I thought I fixed the performance issue ; is your package up to date ? It's the GNN right (and not the CGNN) ? Could you check that the cdt uses the 6 GPUs ? (via nvidia-smi) (one GNN is executed on one GPU, it's when you make multiple runs that all the GPUs are used )
Depending on the memory consumption, you could squeeze multiple GNN on one GPU. how many examples do you have ? (what is the size of your datasets ? )
yeah, I am using GNN,
I just cloned it 1 week ago. Yeah when I start the code it says I have 8gpus but I only use 6 to run and using nvidia-smi i can see that all 6 are being used I am just running it on the Multi/Gauss/Net datasets which have every 300 datasets each 1500 points.
where nb_max_runs=32, n_runs=6, train_epochs=1000, dataloader_workers=0 So is the 24 mins if I max out every single GPU ie around 32 models at once?
Ok great,
The 24 Mins were obtained for a single dataset (of 500 points) maxing out one GPU (Kepler arch.), for its 32x2 runs.
I noticed that there is no specific code for dataset prediction, and the memory consumption might be suboptimal, but this is a minor issue. (Keep in mind to run the pairs one by one)
However, something is strange here: 7728c3d should have removed this nb_max_runs argument ; it should be deprecated... This comes from an old version of the code; could you execute ? :
print(cdt.__version__)
Otherwise, you could get some more performance my monitoring the GPU compute consumption (The % on the right in nvidia-smi) and the memory consumption. setting n_jobs to 6*k and n_runs=32, it's a nice trick to cut down computation time.
Best,
OH yeah are were right somehow didn't get the latest version. Could you tell me what you changed besides removing the Testing bit training 1000 epochs is a lot faster somehow now.
I am also curious how people still go results with the wrong loss function lol
Thanks a lot for your help btw.
The dataset management is done differently: the PyTorch Dataset feature might be a bit tricky to use, so i simplified it a lot and used the proposed TensorDataset class that eases the use of this feature. (thus cutting down computation time for most of the cases)
There were maybe some (unconfirmed) performance issues on GNN (#44), could you check if the performance is still good ? (values around the ones from the paper) ; I was afraid that I broke something during the refactoring.
I'll be closing this issue, don't hesitate to open a new issue if a performance issue on GNN arises. Fingers crossed that it was the bug that you noticed !
Hi,
I just read through the CGNN code, mainly interested in the pairwise version.

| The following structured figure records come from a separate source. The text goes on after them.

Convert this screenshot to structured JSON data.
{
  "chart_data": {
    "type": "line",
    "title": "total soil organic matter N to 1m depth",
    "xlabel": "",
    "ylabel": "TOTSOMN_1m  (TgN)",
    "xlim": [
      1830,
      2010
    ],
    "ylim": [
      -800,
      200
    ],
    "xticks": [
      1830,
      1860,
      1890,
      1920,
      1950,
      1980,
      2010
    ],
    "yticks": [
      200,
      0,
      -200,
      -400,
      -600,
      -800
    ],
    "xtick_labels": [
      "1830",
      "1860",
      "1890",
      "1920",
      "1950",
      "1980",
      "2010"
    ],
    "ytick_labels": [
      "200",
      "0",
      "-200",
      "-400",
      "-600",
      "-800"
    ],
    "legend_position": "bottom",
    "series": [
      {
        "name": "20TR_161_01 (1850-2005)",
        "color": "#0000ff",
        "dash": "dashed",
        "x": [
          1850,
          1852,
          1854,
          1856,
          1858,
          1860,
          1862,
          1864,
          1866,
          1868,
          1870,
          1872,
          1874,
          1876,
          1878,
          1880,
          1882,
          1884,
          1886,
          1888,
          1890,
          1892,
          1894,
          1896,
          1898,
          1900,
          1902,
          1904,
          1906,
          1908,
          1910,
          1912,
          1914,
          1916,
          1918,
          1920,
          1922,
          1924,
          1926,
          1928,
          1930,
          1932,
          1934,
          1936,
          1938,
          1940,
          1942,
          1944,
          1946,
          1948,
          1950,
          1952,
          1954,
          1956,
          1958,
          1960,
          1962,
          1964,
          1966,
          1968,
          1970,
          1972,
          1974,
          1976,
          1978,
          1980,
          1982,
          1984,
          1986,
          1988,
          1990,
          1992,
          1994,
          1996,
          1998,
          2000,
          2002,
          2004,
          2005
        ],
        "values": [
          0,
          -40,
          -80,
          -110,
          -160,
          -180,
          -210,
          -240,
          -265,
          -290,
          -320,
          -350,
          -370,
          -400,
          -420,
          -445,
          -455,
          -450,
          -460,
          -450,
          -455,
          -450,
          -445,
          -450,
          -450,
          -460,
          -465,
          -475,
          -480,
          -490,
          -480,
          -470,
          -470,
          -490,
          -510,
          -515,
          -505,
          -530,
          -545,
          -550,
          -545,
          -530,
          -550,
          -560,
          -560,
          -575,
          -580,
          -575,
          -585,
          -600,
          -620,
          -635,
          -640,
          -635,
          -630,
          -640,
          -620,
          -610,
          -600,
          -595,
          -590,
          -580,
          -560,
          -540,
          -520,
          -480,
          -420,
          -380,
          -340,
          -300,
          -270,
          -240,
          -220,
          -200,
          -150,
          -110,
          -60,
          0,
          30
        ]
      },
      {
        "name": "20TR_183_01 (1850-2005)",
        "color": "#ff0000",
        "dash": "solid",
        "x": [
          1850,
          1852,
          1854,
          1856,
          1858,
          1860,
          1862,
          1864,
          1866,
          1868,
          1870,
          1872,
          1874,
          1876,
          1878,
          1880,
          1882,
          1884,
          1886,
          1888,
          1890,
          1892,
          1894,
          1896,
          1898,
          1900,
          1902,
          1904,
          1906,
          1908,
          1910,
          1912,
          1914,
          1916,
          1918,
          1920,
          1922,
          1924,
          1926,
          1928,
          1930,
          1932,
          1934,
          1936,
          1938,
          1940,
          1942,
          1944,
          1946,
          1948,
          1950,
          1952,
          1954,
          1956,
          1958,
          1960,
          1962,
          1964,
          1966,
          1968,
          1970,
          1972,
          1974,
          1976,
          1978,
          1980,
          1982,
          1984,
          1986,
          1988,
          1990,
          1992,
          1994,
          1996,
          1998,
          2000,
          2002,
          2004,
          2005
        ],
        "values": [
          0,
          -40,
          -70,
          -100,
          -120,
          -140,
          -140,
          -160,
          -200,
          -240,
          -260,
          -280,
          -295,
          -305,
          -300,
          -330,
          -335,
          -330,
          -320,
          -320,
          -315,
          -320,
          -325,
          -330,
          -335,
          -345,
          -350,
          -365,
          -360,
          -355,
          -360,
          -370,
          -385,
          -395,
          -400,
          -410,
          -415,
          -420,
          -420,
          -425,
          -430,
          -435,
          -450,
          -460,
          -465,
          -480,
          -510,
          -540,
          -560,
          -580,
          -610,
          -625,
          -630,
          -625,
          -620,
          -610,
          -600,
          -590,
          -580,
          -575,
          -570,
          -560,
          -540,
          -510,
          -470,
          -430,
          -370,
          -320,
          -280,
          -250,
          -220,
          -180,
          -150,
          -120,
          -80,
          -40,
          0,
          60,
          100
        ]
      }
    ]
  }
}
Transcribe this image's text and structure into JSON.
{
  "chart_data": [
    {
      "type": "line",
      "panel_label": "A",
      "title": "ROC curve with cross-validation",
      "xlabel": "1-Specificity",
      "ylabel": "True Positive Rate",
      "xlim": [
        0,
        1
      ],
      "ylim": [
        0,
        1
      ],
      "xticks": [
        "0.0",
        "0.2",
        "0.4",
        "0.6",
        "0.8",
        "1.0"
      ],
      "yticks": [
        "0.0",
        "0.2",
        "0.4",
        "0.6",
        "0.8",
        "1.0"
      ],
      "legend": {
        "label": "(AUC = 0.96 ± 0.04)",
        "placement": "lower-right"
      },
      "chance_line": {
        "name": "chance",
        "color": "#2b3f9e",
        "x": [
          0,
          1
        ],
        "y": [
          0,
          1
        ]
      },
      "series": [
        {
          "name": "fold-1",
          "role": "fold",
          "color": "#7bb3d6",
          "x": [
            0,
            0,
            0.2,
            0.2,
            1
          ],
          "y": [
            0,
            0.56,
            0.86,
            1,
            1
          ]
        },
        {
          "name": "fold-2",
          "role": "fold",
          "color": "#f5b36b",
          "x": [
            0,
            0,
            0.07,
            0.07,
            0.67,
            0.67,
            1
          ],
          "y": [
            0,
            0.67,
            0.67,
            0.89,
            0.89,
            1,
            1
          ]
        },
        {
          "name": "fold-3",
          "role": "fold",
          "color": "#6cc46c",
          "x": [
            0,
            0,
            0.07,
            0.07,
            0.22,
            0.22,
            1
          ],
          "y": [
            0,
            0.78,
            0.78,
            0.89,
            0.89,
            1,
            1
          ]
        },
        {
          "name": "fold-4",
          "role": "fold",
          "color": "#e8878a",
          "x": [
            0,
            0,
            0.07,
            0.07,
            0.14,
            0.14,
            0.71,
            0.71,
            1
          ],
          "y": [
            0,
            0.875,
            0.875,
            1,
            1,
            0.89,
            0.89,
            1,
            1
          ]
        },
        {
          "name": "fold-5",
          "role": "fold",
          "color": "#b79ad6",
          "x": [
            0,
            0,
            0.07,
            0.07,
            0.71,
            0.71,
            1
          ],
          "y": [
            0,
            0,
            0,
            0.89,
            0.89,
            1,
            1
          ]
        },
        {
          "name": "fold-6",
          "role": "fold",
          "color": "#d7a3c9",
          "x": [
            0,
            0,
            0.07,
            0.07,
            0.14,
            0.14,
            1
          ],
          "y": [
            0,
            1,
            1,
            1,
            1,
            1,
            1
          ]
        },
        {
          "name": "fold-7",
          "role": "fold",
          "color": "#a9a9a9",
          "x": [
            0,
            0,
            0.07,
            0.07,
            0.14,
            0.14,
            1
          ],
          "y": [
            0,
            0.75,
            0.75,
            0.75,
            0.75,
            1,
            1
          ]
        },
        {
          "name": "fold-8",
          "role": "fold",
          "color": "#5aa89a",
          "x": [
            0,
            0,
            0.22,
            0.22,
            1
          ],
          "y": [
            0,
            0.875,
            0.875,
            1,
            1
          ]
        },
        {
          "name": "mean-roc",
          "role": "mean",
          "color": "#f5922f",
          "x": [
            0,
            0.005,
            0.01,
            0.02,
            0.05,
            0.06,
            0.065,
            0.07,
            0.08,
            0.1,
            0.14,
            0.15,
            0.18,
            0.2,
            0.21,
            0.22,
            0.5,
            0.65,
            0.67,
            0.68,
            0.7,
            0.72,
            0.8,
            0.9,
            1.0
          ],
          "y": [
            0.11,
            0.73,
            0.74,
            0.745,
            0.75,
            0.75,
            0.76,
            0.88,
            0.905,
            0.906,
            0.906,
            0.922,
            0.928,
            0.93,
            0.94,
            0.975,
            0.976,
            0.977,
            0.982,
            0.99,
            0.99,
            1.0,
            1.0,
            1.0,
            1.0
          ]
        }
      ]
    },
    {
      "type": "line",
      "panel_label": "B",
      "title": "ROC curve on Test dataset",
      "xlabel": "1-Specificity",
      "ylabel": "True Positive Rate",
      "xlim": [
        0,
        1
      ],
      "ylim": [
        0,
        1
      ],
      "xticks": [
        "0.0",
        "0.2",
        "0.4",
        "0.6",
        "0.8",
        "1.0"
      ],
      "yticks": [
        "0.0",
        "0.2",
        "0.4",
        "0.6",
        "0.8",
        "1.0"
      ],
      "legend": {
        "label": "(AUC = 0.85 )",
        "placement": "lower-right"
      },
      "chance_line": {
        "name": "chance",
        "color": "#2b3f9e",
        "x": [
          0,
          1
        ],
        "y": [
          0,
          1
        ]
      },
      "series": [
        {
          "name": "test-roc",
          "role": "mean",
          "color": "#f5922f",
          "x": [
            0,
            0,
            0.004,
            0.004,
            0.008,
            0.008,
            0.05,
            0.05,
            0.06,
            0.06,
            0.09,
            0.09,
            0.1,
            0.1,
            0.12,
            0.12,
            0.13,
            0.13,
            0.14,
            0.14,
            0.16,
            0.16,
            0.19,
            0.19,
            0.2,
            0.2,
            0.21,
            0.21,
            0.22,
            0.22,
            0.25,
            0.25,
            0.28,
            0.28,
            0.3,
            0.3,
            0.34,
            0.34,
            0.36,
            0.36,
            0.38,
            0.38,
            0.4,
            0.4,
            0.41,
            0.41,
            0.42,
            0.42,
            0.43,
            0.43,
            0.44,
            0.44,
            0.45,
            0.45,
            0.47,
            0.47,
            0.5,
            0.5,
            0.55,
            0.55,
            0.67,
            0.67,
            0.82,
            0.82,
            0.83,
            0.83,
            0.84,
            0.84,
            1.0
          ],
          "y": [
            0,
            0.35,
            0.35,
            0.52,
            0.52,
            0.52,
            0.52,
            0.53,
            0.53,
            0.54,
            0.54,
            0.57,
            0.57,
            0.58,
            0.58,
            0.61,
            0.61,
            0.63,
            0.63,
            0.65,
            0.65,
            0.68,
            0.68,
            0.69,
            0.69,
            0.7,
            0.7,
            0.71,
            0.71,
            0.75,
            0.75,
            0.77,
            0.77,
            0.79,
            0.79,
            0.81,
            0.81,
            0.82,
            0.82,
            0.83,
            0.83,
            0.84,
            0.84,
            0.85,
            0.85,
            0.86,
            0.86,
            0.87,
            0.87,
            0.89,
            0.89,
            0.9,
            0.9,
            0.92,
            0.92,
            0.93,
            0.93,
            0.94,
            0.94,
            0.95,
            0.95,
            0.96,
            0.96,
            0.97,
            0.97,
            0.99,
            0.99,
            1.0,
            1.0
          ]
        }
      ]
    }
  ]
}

It looks like the criterion in computing the MMD(y, y_pred) https://github.com/FenTechSolutions/CausalDiscoveryToolbox/blob/32200779ab9b63762be3a24a2147cff09ba2bb72/cdt/causality/pairwise/GNN.py#L111
However, in the original paper the compute the MMD([x, y], [x, y_pred]) https://github.com/GoudetOlivier/CGNN/blob/e3fcfc570e30fb8dad8bf00f619ef3c21998bb90/Code/cgnn/GNN.py#L70
Thanks a lot for the repo and the reply. Helped me understand a lot of new things.